Work on the two IDRSS satellites planned initially has begun. The first of them will be sent towards the end of 2020. It will precede the pre-Gaganyaan experimental unmanned space flight which will have a humanoid dummy. A second one will follow in 2021. The two will offer near total tracking, sending and receiving of information from the crew 24/7.

Older space majors such as the U.S. and Russia started their relay satellite systems in the late 1970s-80s and a few already have around 10 satellites each. They have used them to monitor their respective space stations Mir and the International Space Station, and trips that dock with them, as well as the Hubble Space Telescope.

New data relay satellites to keep Gaganyaan crew in touch with Earth

Dr. Sivan said IDRSS satellites of the 2,000 kg class would be launched on the GSLV launcher to geostationary orbits around 36,000 km away. In such apparently fixed orbits, they would be covering the same area on earth. A satellite in GEO covers a third of the earth below and three of them can provide total coverage.

‘IDRSS is imperative’

During the launch of the human mission and also when the crew craft orbits earth from a distance of 400 km, at least one ground station must see and track it. But with available ground stations, that would not be the case. Without data relay satellites, ISRO would have to create a large number ground stations everywhere or hire them globally and yet the crewed spacecraft would not be visible all the time.

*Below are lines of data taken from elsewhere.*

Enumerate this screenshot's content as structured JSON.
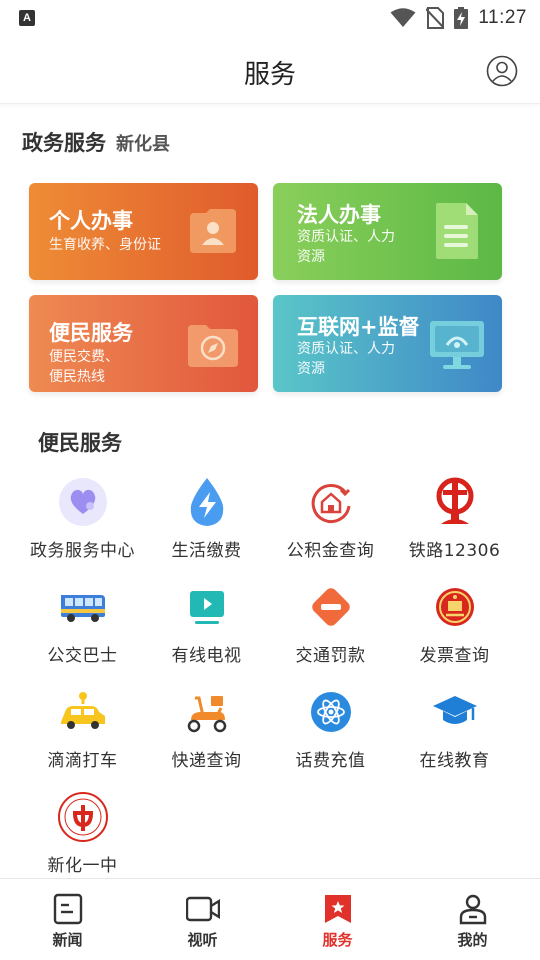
{
  "status_bar": {
    "app_icon_letter": "A",
    "time": "11:27"
  },
  "header": {
    "title": "服务"
  },
  "gov_section": {
    "title": "政务服务",
    "region": "新化县"
  },
  "cards": {
    "personal": {
      "title": "个人办事",
      "subtitle_line1": "生育收养、身份证",
      "subtitle_line2": ""
    },
    "legal": {
      "title": "法人办事",
      "subtitle_line1": "资质认证、人力",
      "subtitle_line2": "资源"
    },
    "civil": {
      "title": "便民服务",
      "subtitle_line1": "便民交费、",
      "subtitle_line2": "便民热线"
    },
    "internet": {
      "title": "互联网+监督",
      "subtitle_line1": "资质认证、人力",
      "subtitle_line2": "资源"
    }
  },
  "convenience": {
    "title": "便民服务",
    "items": [
      {
        "label": "政务服务中心",
        "icon": "heart-icon"
      },
      {
        "label": "生活缴费",
        "icon": "drop-bolt-icon"
      },
      {
        "label": "公积金查询",
        "icon": "house-fund-icon"
      },
      {
        "label": "铁路12306",
        "icon": "railway-icon"
      },
      {
        "label": "公交巴士",
        "icon": "bus-icon"
      },
      {
        "label": "有线电视",
        "icon": "tv-icon"
      },
      {
        "label": "交通罚款",
        "icon": "no-entry-icon"
      },
      {
        "label": "发票查询",
        "icon": "emblem-icon"
      },
      {
        "label": "滴滴打车",
        "icon": "taxi-icon"
      },
      {
        "label": "快递查询",
        "icon": "scooter-icon"
      },
      {
        "label": "话费充值",
        "icon": "atom-icon"
      },
      {
        "label": "在线教育",
        "icon": "graduation-cap-icon"
      },
      {
        "label": "新化一中",
        "icon": "school-seal-icon"
      }
    ]
  },
  "bottom_nav": {
    "items": [
      {
        "label": "新闻",
        "icon": "news-icon"
      },
      {
        "label": "视听",
        "icon": "video-icon"
      },
      {
        "label": "服务",
        "icon": "service-bookmark-icon"
      },
      {
        "label": "我的",
        "icon": "person-icon"
      }
    ],
    "active_index": 2
  },
  "colors": {
    "accent_red": "#e0312a",
    "card_orange": "#e05b2c",
    "card_green": "#5cb845",
    "card_red_orange": "#e1573c",
    "card_teal_blue": "#3f88c8"
  }
}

“We require the IDRSS system when our astronauts are in space. But I would prefer the relay spacecraft to be in place even before we launch the unmanned mission,” Dr. Sivan said.

While the U.S. is putting up its third-generation advanced fleet of TDRS (Tracking & Data Relay Satellites), Russia has its Satellite Data Relay Network and Europe is building its own European Data Relay System. China is into its second generation Tianlian II series.